Just before the first cases of the novel coronavirus began popping up in the U.S. around this time last year, public-health agencies’ biggest concern seemed to be e-cigarettes.
In January 2020, the Food and Drug Administration announced stringent bans on many of these nicotine-vapor products, teenagers’ use of which former FDA director Scott Gottlieb called an “epidemic.” That same month, the Centers for Disease Control ended its months-long recommendation that all Americans avoid e-cigarettes, after mistakenly blaming them for causing several thousand cases of lung injury nationwide. Other CDC initiatives in 2019 had included examining what foods should be sold at highway rest stops, encouraging urban planners to build more walking-friendly cities, and trying to influence how Hollywood portrays epidemics.
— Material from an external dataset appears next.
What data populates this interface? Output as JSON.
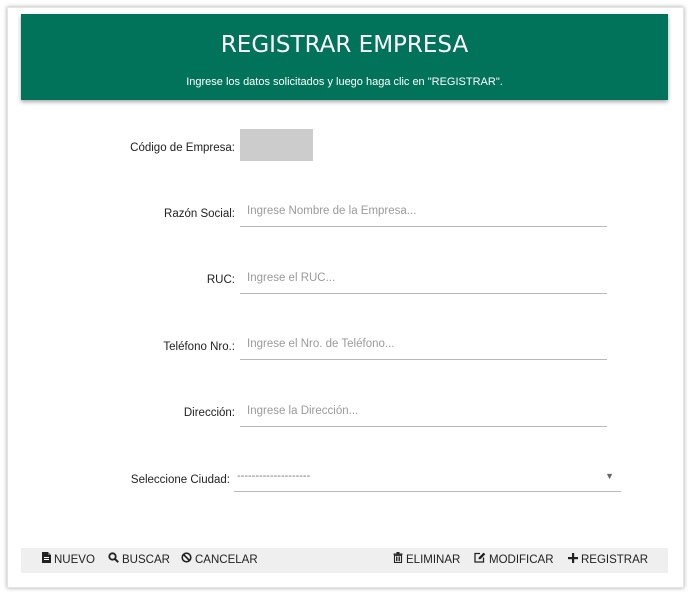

For all this activity, though, the CDC was failing in its core public-health functions. Despite an $11 billion budget, the agency had never produced useful modeling of how a novel virus might spread and be contained. In March 2020, Anthony Fauci, the nation’s top public-health official, was telling Americans not to wear masks. CDC arrogance and bureaucracy led to contaminated and delayed testing. A recent Reuters investigative report highlights how the agency missed early opportunities to identify asymptomatic spread of Covid-19.
The restrictions that public-health officials have put on American public life have been ad hoc and ineffective. How are liquor stores essential, but not schools? Despite imposing some of the nation’s strictest Covid lockdowns, California has a 45 percent higher hospitalization rate than Florida, which has remained relatively open.
When President Trump promised that a Covid vaccine would be developed within months, the nation’s top public-health experts scoffed. “At the earliest, a year to a year and a half, no matter how fast you go,” said Fauci last March. Private pharmaceutical companies proved the naysayers wrong—but then public-health officials botched the vaccine rollout, contributing to even more suffering and death.
U.S. public health must return to its core function of protecting Americans from transmissible diseases—not from themselves. A downsized CDC should rebrand under its original name, the Communicable Disease Center, and stop trying to control behavioral health decisions like vaping.
Bureaucracies always resist reform, but philanthropy can play a role here, funding innovative private alternatives to public health. Ample historical precedent exists for such an effort. Philanthropy played a role in building the nation’s public-health infrastructure. A local businessman’s idea and generosity led to the founding in 1912 of Tulane’s School of Hygiene and Tropical Medicine, the first institution of its kind. The Rockefeller Foundation founded the nation’s second, the Johns Hopkins School of Hygiene, once known as the “West Point of Public Health.” The Milbank Memorial Fund helped model municipal health departments, including Syracuse’s. Before these foundations existed, wealthy individuals built public baths, clinics, and dispensaries in impoverished neighborhoods of major cities.
Philanthropists can once again lead the way in remodeling our public-health institutions. The effort might start with a nonpartisan citizens’ committee to engage in a military-style “after-action” analysis of the pandemic response to identify shortcomings and fixes. Such a report might identify problems like the CDC’s monopolization of testing and lack of early contact tracing as targets for future philanthropic efforts.
A new infectious-disease school—devoted to science rather than fashionable political causes—could also catalyze a renaissance in the theory and practice of public health. More ambitious philanthropy could support private alternatives to the CDC or even to the feckless World Health Organization.
We can’t control when the next pandemic will strike, but we can vastly improve our response by empowering private institutions to bolster, if not surpass, our sclerotic public-health bureaucracy.